Bottom Line: SPAM1 protein is present in all three regions of the epididymis, as well as the vas deferens, and is localized similarly to the transcripts.These findings allow us to conclude that epididymal SPAM1 is conserved in at least two mammalian classes, rodents and primates.This conservation of expression suggests that the protein is likely to play an important function, possibly in sperm maturation.

View Article: PubMed Central - HTML - PubMed

Affiliation: Department of Biological Sciences, University of Delaware, Newark, Delaware, USA. eric.evans@stanford.edu

ABSTRACT

Background: The Sperm Adhesion Molecule 1 (SPAM1) is an important sperm surface hyaluronidase with at least three functions in mammalian fertilization. Previously our laboratory reported that in the mouse, in addition to its expression in the testis, Spam1 is synthesized in the epididymis where it is found in membranous vesicles in the principal cells of the epithelium in all three regions. Since SPAM1 is widely conserved among mammals the aim of the study was to determine if its expression pattern in the epididymis is conserved in rodents and primates.

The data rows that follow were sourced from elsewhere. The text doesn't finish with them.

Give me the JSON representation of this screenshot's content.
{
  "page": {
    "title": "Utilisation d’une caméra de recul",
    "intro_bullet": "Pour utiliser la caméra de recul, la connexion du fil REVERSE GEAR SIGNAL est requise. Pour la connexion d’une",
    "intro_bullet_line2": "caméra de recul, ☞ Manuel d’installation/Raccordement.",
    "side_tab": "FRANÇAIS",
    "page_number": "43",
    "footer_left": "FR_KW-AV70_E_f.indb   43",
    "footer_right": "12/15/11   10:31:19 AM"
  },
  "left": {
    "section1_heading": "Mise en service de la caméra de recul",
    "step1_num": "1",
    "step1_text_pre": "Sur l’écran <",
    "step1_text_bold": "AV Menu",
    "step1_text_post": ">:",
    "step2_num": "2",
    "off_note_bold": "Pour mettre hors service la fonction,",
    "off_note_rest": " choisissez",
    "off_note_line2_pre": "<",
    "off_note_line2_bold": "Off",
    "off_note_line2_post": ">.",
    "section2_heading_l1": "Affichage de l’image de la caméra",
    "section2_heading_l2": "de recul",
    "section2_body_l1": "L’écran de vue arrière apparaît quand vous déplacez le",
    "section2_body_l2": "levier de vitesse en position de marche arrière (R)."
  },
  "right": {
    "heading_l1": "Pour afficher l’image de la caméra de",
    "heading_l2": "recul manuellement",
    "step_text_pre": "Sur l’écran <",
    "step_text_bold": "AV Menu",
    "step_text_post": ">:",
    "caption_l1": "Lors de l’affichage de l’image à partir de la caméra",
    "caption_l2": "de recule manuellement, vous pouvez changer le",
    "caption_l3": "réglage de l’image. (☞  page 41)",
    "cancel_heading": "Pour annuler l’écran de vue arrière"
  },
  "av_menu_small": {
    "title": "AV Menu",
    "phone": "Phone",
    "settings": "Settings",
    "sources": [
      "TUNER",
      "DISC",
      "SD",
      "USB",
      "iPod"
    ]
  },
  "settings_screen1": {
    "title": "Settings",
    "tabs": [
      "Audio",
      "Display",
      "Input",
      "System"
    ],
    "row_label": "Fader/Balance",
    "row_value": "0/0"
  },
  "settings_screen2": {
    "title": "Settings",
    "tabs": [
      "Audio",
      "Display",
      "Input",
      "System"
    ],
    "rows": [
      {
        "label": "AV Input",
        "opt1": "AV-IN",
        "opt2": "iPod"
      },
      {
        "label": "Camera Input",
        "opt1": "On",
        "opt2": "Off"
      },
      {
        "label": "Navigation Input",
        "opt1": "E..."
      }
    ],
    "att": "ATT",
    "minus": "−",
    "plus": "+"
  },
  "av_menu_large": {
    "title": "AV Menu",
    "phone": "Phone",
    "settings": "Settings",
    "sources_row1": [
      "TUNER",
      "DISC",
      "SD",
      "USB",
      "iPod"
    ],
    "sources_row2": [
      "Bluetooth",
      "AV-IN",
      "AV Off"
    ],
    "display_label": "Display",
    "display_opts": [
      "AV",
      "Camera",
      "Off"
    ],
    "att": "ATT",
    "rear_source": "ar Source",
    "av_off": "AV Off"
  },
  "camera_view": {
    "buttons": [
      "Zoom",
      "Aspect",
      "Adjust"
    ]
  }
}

Methods: We used laser microdissection (LM)/RT-PCR on frozen and paraffin-embedded epididymal sections of humans (n = 3) and macaques (n = 2) as well as in situ transcript hybridization to determine if transcripts are present in the epididymal epithelium. Western analysis and immunohistochemistry were used to detect and confirm the protein expression, and hyaluronic acid substrate gel electrophoresis analyzed its hyaluronidase activity. An in silico analysis of the proximal promoter of SPAM1 was also performed to identify relevant putative transcription binding sites for the androgen receptor.

Results: We demonstrate that mRNA unique to SPAM1 is present in the principal cells of the epididymal epithelium in all individuals of both species studied. SPAM1 protein is present in all three regions of the epididymis, as well as the vas deferens, and is localized similarly to the transcripts. SPAM1 was shown to have hyaluronidase activity at pH 7.0. In the proximal promoter of SPAM1 were uncovered putative epididymal transcription factor binding sites including androgen receptor elements (AREs), consistent with epididymal expression.

Conclusions: These findings allow us to conclude that epididymal SPAM1 is conserved in at least two mammalian classes, rodents and primates. This conservation of expression suggests that the protein is likely to play an important function, possibly in sperm maturation.